And she, watching him as he went again down the gravel path, was overcome with tenderness. She went to the back of the porch and leaning against the house put her head upon her arm. Then turning and smiling through her tears she called after him.

“Did you crack their heads hard, boy?” she asked.


From Mary’s house Sam went to his own. On the gravel path an idea had come to him. He went into the house and, sitting down at the kitchen table with pen and ink, began writing. In the sleeping room back of the parlour he could hear Windy snoring. He wrote carefully, erasing and writing again.
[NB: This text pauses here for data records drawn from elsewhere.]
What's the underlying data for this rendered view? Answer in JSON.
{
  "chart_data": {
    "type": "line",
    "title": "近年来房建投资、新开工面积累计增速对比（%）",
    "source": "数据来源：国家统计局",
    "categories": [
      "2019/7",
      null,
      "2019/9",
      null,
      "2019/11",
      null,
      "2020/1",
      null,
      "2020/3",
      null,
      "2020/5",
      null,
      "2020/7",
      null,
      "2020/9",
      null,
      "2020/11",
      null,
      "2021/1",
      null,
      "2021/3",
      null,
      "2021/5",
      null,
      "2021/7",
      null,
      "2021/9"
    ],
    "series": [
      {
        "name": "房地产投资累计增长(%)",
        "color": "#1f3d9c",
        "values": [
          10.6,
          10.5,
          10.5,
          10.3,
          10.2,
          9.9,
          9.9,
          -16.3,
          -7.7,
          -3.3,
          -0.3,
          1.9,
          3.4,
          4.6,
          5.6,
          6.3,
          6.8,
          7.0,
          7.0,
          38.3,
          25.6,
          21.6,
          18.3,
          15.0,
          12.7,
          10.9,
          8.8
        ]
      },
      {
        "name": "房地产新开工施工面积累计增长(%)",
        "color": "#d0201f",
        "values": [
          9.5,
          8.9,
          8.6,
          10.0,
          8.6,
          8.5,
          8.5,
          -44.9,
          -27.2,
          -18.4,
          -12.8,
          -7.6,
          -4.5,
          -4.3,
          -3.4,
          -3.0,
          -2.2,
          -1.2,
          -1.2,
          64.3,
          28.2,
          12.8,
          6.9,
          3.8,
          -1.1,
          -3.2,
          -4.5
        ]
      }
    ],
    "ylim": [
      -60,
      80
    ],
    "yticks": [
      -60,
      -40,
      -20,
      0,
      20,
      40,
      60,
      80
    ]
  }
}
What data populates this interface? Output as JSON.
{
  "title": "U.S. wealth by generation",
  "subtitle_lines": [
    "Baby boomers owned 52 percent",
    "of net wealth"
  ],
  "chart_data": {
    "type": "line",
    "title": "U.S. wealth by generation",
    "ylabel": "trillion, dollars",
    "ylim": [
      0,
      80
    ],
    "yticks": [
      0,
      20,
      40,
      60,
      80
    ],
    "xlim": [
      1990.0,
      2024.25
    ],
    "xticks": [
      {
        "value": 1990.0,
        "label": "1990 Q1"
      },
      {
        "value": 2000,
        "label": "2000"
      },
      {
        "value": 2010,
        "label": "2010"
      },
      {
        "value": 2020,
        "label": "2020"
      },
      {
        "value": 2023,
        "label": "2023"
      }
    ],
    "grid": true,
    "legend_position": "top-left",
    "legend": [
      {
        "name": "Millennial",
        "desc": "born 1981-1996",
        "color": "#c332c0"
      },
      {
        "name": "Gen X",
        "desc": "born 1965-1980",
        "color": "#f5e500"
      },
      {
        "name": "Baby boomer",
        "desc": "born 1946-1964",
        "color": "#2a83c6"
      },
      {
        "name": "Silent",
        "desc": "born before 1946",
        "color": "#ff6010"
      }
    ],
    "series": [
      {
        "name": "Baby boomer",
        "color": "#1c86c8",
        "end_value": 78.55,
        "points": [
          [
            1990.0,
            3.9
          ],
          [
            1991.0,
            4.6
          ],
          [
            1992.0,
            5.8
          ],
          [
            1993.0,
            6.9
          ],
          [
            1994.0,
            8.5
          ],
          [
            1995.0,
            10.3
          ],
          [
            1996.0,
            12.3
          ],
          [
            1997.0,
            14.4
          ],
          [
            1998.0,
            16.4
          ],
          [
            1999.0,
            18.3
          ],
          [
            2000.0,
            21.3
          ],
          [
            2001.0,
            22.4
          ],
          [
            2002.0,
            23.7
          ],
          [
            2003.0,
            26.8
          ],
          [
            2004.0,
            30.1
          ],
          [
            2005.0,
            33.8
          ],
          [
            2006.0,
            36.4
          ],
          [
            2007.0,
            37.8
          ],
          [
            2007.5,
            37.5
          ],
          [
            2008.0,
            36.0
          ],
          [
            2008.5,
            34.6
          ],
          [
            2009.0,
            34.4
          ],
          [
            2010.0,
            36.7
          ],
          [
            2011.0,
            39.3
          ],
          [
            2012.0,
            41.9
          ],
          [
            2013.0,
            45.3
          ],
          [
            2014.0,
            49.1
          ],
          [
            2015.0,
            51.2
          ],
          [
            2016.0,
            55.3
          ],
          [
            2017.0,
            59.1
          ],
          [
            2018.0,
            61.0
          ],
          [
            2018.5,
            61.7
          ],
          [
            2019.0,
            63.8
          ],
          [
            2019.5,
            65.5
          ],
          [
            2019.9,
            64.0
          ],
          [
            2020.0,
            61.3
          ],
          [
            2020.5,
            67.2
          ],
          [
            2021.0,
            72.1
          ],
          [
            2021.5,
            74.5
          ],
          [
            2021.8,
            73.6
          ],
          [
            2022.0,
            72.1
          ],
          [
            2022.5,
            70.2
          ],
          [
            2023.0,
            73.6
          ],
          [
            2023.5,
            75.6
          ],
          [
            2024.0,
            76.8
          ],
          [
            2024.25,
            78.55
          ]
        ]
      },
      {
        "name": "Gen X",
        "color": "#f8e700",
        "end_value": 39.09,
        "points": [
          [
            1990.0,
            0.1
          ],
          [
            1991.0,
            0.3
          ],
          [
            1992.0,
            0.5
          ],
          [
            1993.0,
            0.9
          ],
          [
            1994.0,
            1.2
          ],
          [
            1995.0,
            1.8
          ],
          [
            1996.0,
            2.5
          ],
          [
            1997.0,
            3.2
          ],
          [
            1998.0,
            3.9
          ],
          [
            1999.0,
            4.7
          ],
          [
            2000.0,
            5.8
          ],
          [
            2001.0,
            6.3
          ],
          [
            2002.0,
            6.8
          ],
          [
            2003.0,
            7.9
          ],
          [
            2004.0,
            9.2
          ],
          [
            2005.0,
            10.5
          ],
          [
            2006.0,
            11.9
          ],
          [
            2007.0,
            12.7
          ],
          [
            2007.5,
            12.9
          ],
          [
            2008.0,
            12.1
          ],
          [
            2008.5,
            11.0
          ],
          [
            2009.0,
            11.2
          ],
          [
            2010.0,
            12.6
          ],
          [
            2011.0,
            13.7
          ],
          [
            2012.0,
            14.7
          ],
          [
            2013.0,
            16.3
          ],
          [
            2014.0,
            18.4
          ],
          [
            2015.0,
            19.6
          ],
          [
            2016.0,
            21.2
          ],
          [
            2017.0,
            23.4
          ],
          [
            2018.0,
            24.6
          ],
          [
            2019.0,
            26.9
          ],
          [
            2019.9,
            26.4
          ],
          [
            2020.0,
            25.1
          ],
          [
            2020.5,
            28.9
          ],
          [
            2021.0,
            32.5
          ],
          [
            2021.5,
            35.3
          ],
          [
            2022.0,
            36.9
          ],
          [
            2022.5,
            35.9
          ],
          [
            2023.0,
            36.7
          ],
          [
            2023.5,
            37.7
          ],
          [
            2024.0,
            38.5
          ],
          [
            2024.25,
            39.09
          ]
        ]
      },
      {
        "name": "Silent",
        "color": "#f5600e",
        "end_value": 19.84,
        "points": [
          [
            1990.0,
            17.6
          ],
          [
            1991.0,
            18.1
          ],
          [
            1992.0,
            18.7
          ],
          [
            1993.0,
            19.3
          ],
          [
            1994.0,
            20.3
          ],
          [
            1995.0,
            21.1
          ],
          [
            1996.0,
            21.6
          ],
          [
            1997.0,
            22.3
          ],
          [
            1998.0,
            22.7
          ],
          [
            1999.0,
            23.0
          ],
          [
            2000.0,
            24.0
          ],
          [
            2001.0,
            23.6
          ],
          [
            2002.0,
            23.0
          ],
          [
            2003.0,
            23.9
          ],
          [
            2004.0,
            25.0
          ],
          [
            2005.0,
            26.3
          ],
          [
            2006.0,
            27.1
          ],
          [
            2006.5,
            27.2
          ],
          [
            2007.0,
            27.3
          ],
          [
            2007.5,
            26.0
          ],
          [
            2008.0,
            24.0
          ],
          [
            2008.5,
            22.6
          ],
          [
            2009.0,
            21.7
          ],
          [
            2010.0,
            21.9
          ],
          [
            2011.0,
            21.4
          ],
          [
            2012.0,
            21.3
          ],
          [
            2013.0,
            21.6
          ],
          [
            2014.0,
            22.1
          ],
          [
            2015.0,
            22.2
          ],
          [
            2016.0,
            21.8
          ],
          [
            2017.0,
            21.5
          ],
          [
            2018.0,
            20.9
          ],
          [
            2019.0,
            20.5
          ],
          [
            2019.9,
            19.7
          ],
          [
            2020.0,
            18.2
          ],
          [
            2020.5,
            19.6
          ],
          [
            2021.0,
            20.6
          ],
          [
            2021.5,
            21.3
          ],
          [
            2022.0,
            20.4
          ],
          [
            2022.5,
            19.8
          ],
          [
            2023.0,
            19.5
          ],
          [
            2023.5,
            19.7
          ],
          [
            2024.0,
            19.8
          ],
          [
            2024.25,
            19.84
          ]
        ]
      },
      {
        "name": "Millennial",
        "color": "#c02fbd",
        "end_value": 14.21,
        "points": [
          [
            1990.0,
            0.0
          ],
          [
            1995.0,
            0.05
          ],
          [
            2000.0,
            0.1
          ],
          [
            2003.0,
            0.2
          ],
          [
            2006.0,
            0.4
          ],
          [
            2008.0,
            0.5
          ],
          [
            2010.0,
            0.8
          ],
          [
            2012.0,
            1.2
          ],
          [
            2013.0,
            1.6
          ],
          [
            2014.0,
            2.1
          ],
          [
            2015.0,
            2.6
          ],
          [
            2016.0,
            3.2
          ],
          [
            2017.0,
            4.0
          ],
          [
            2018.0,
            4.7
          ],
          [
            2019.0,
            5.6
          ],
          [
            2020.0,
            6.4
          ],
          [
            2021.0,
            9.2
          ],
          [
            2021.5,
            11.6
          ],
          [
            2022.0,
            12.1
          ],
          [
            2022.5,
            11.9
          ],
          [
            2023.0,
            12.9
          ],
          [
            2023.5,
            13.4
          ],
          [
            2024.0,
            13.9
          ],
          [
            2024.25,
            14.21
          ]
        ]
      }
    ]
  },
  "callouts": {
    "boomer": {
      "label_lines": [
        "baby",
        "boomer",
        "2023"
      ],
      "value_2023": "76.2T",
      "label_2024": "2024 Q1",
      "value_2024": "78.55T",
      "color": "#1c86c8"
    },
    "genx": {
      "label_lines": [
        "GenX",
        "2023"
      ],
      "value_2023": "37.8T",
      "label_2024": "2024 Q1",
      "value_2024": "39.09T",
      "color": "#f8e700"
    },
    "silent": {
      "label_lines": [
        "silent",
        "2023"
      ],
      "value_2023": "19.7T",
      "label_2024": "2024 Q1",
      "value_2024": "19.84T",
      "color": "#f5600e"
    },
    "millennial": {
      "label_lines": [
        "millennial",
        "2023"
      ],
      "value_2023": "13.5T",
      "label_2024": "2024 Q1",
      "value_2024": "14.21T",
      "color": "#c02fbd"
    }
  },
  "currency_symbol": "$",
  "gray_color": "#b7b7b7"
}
Then, drawing up a chair before the kitchen fire, he read over and over what he had written, and putting on his coat went through the dawn to the house of Tom Comstock, editor of the Caxton Argus, and roused him out of bed.

“I’ll run it on the front page, Sam, and it won’t cost you anything,” Comstock promised. “But why run it? Let the matter drop.”

“I shall just have time to pack and get the morning train for Chicago,” Sam thought.

Early the evening before, Telfer, Wildman, and Freedom Smith, at Valmore’s suggestion, had made a visit to Hunter’s jewelry store. For an hour they bargained, selected, rejected, and swore at the jeweller. When the choice was made and the gift lay shining against white cotton in a box on the counter Telfer made a speech.

“I will talk straight to that boy,” he declared, laughing. “I am not going to spend my time training his mind for money making and then have him fail me. I shall tell him that if he doesn’t make money in that Chicago I shall come and take the watch from him.”

Putting the gift into his pocket Telfer went out of the store and along the street to Eleanor’s shop. He strutted through the display room and into the workshop where Eleanor sat with a hat on her knee.

“What am I going to do, Eleanor?” he demanded, standing with legs spread apart and frowning down upon her, “what am I going to do without Sam?”